Today, she helps out
with a column in the
Orlando Sentinel. Swing voters, check this out!
When Bill Clinton turned "welfare" into "workfare" in 1996 and created 22 million jobs for Americans, he said, "We are taking a historic chance to make welfare what it was meant to be -- a second chance, not a way of life." At the time, then-state Sen. Obama called this highly successful policy "disturbing." Now, if elected president, he will re-create a failed welfare system while calling it "tax reform."
Is anyone buying this? Both Obama and John McCain are going to be sending checks to people who don't pay taxes. If this is welfare
I've gotten welfare in the form of stimulus checks in 2001, 2003 and 2008, which I promptly split into my savings and checking accounts before going back to... my job. Not helpful to McCain, but still more helpful than her next argument.
The fundamental problem with Obama's stealth economics is that his dogma will not make America stronger or fairer.
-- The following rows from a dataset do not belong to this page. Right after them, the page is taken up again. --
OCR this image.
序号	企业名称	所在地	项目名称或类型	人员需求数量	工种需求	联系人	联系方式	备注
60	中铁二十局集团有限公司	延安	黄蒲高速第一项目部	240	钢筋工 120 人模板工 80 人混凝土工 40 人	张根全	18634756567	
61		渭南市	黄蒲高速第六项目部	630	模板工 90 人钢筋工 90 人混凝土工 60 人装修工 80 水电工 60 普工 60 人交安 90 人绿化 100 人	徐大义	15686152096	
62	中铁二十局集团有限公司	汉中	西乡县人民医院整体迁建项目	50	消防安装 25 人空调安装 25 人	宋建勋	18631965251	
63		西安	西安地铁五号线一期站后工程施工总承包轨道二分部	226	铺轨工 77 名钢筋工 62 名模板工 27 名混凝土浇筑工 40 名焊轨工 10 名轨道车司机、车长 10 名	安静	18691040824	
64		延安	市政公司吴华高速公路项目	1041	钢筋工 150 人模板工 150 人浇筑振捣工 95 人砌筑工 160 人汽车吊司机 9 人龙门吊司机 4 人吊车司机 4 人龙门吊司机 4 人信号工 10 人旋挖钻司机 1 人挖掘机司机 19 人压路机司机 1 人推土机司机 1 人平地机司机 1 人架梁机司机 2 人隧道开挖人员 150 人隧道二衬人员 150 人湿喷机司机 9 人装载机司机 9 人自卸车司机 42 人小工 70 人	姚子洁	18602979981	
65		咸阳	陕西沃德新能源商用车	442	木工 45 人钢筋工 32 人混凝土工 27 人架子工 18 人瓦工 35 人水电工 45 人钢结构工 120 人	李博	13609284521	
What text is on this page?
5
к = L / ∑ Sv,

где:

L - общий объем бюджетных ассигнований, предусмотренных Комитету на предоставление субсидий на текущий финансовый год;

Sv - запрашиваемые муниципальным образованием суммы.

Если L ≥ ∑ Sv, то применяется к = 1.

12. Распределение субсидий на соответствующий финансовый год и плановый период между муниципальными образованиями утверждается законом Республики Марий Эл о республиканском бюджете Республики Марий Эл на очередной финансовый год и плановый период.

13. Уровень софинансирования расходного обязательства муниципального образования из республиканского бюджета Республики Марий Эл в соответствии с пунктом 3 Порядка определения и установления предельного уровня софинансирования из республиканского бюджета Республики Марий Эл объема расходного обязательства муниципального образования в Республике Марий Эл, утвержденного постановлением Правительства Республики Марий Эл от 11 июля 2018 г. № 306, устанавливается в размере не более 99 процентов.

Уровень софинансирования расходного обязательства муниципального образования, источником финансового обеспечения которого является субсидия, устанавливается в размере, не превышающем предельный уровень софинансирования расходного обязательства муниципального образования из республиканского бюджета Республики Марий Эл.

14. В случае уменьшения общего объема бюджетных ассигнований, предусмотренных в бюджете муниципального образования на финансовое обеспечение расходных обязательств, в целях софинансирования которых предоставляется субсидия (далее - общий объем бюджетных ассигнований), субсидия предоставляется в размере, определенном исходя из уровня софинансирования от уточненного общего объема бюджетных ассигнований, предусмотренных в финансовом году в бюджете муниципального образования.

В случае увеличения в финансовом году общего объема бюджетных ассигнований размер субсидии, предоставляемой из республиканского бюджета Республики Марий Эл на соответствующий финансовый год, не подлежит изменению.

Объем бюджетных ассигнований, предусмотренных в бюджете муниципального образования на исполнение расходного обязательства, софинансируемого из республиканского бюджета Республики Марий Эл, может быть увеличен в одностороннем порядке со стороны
Today, the top 1 percent of earners contributes 40 percent of the nation's $2.6 trillion tax intake, and the bottom 50 percent pay 2.9 percent of our nation's total needs.
Yes, de Rothschild is warning voters that Obama might raise taxes on
her in order to
give them money. Please, won't somebody think of the Rothschilds?
McCain's own message is less ridiculous but I stiil think it lacks the concrete here's-what's-good-for-you factor that elected Reagan and the Bushes. Small business owners already vote Republican. Most people would like a tax cut. Obama's the only candidate (apart from Barr) promising them one.
Mr. Nice Guy | October 30, 2008, 6:47pm | #
Mo
Right on. Not to mention when we go to war over "American interests" that is often an interest that concerns wealthy people a hell of lot more than other folks.
We use roads to go to work and back, the rich use them to facilitate their businesses, you know, like Bukowski said, the ones that let them live in a big house on the hill while all their workers live in apartments. The cops guard our homes and car and for the rich they guard their homes and cars and yachts and warehouses and....So yeah, in a lot of ways the rich benefit more from government, so they pay more for it. In fact, one of the more spiffy libertarian arguments, made long ago by William Graham Sumner, was that government power was bound to be in the service of plutocrats (hence government sucked).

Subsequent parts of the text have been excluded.